Такая внутренняя разрозненность привела к тому, что Италия так никогда и не стала единым целым — и итальянский язык тоже. Неудивительно, что итальянцы веками писали и читали на местных диалектах, совершенно не понимая друг друга. Ученый из Флоренции едва ли смог бы вести беседу с сицилийским поэтом или венецианским купцом (только на латыни, а латынь национальным языком не считалась). В шестнадцатом веке группа итальянских ученых собралась и решила, что такая ситуация абсурдна. На итальянском полуострове должен быть итальянский язык, хотя бы письменный, одинаковый для всех. И вот эта группка интеллектуалов совершила беспрецедентный поступок в европейской истории: они просто выбрали самый красивый из местных диалектов и окрестили его новым итальянским языком.
А чтобы найти самый красивый диалект, когда-либо звучавший на территории Италии, ученым пришлось вернуться на двести лет назад, во Флоренцию образца четырнадцатого века. Собрание ученых умов решило, что итальянским следует сделать тот язык, на котором говорил великий флорентийский поэт Данте Алигьери. Автор «Божественной комедии», повествующей о путешествии через Ад, Чистилище и Рай, шокировал литературный мир, написав свое произведение не на латыни. Латынь виделась Данте гниющим языком элиты, а использование латыни в серьезной прозе, по его словам, «превратило литературу в продажную девку». Универсальное ремесло писателя становилось уделом богачей, обладающих привилегией аристократического образования. Данте же вышел на улицы, послушал живой флорентийский язык, бывший в ходу у городских жителей (среди них были столь блестящие его современники, как Боккаччо и Петрарка), и использовал этот язык в своей поэме.
Его шедевр был написан на просторечии, которое он окрестил «сладкоречивым новым стилем» (dolce stil nuovo), и непосредственно во время написания этот язык менялся — так же, как предстояло измениться английскому эпохи Елизаветы I под влиянием Шекспира. И группа ученых-националистов, которые намного позже взяли и постановили, что итальянский Данте станет официальным языком, в этом отношении очень напоминала собрание оксфордских шишек, в начале девятнадцатого века решивших, что отныне все в Англии будут говорить на языке Шекспира. И самое удивительное — их решение претворилось в жизнь.
Выходит, что современный итальянский — вовсе не диалект Рима или Венеции, хотя оба города были могущественными в военном и торговом отношении. Это даже не флорентийский диалект в чистом виде. Грубо говоря, это язык Данте. Ни одному европейскому языку не свойственна такая поэтичность. И ни один из них не может быть более идеальным средством выражения человеческих эмоций, чем флорентийский диалект четырнадцатого века, увековеченный одним из величайших поэтов западной цивилизации. «Божественная комедия» Данте написана терцинами — цепочкой рифм, повторяющихся трижды каждые пять строчек, из-за чего образное флорентийское просторечие сложилось в «каскадный ритм», как его называют ученые. Этот ритм до сих пор слышен в ступенчатых поэтичных каденциях, которыми в Италии изъясняются таксисты, мясники и чиновники даже сегодня. Последняя строка «Божественной комедии», в которой Данте предстает перед ликом самого Бога, отражает чувство, хорошо знакомое любому, кто имеет представление о так называемом современном итальянском языке. Данте пишет, что Бог — это не просто ослепительный образ яркого света, но прежде всего l'атог che move il sole e l'altre stelle… Любовь, которая движет солнце и прочие звезды.

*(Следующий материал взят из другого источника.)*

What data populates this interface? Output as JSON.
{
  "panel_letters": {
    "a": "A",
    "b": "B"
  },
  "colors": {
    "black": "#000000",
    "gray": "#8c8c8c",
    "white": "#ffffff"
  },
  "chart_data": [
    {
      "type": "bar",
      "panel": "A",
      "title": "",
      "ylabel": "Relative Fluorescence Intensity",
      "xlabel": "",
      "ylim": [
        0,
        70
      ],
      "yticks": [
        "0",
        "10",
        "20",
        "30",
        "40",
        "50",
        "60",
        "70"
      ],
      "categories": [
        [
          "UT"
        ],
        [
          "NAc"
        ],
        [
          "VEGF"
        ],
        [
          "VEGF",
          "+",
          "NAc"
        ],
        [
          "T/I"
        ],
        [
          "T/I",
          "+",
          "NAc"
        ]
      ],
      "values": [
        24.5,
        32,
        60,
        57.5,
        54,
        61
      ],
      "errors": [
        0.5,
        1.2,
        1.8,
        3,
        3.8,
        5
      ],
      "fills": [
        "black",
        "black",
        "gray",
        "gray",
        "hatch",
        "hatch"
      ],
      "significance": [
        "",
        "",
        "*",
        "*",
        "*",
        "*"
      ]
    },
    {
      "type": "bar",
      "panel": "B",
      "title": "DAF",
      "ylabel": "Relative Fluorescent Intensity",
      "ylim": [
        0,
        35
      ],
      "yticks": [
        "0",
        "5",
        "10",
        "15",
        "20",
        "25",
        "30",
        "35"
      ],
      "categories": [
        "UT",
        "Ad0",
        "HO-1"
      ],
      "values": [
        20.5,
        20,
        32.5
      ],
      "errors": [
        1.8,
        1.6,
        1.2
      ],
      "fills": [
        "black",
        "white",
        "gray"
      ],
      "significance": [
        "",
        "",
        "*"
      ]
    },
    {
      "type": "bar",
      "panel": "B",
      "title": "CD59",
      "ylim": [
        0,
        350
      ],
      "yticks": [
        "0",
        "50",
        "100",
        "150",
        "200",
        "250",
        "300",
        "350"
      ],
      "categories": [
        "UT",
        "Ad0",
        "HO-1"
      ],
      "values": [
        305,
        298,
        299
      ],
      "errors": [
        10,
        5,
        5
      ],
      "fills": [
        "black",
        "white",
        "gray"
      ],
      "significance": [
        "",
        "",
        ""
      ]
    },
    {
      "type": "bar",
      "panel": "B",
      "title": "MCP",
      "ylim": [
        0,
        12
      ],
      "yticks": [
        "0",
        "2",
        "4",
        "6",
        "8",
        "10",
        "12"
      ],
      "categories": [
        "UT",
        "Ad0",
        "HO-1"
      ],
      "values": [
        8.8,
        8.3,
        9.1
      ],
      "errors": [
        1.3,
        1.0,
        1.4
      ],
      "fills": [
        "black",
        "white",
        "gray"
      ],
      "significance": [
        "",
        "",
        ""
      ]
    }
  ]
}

Ничего удивительного, что мне так хочется выучить именно этот язык.
16
Мои старые друзья Депрессия и Одиночество настигают меня примерно на десятый день жизни в Италии. Однажды вечером, после удачного дня в академии, я иду мимо виллы Боргезе. Закатное солнце золотит верхушки базилики Святого Петра. На фоне столь романтичной картины я чувствую себя вполне умиротворенно, хоть и гуляю совсем одна — в то время как все остальные в парке или обнимаются с возлюбленными, или играют со смеющимися малышами. Я останавливаюсь у балюстрады, чтобы проводить закат, и слишком глубоко погружаюсь в мысли. Они переходят в тягостные размышления, и тут-то и появляются мои старые друзья.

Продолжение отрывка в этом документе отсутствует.